Two detector modes are used:
substring(fast, higher false-positive risk)llm_judge(slower, contextual judgment, judge availability dependent)
When comparing vulnerability rates:
- Run an identical attack set with
--detector substring. - Run the same set with
--detector llm_judge. - Compare category-level outcomes, not totals only.
- Record
fallback_used,detector_used, and per-attackerrorfields. - Fail-closed by default for judge unavailability (no silent fallback unless explicitly enabled).
- Flag non-aligned run sizes (e.g., 34 vs 14 vs 12 attacks) as a comparison caveat.

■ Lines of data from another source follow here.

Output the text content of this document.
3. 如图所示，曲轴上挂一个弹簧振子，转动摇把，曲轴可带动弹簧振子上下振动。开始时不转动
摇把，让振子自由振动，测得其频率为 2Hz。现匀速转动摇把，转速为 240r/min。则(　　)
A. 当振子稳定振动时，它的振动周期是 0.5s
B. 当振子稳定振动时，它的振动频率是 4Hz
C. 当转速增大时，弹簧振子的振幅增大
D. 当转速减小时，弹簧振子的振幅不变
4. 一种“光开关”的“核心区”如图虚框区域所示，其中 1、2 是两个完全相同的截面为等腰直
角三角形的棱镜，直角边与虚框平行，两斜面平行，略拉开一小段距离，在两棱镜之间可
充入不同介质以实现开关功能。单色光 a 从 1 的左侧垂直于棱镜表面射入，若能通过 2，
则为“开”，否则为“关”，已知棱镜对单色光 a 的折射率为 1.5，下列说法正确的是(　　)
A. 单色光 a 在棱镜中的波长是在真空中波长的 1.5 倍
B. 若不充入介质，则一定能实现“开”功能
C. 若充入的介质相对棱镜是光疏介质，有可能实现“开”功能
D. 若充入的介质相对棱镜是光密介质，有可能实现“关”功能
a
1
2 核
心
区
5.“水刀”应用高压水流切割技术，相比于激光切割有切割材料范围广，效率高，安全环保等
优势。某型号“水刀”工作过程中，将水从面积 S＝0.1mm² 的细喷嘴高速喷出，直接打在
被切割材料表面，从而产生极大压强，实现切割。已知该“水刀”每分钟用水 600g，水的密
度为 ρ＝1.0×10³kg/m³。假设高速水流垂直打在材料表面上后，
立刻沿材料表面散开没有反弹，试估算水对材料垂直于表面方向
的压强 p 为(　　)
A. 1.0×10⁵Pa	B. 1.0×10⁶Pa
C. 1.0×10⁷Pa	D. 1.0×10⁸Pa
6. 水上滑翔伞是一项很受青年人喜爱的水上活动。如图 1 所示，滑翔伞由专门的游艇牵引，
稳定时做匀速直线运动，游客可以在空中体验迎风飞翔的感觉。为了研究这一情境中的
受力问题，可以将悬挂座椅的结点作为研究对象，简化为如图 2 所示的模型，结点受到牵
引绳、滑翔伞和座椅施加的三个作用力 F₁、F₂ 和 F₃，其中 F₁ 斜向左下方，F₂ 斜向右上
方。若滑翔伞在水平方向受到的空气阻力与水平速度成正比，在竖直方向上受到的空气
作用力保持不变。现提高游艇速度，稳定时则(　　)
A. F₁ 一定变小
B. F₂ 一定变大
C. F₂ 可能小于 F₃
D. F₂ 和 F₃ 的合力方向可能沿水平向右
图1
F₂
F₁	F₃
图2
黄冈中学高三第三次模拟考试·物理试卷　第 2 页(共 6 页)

For the February 15, 2026 update, six result files were integrated:
- qwen2.5:1.5b (
substring,llm_judge) - qwen2.5:3b (
substring,llm_judge-focused) - llama3:8b (
substring,llm_judge)
The update uses only recorded JSON outputs in results/ and does not retroactively alter underlying run artifacts.
Results include:
schema_version:"1.0.0"runtime_config.seed:42runtime_config.temperature:0.7runtime_config.judge_temperature:0.1runtime_config.provider_timeout_sec
These fields should be preserved when sharing, diffing, or aggregating runs.
- Limited replication and sample size
- Detector uncertainty without full human review
- Judge availability/runtime dependency
- Sensitivity to model version, quantization, and runtime settings
Treat outcomes as practical red-team signals, not final security truth. Validate findings in your own deployment setup.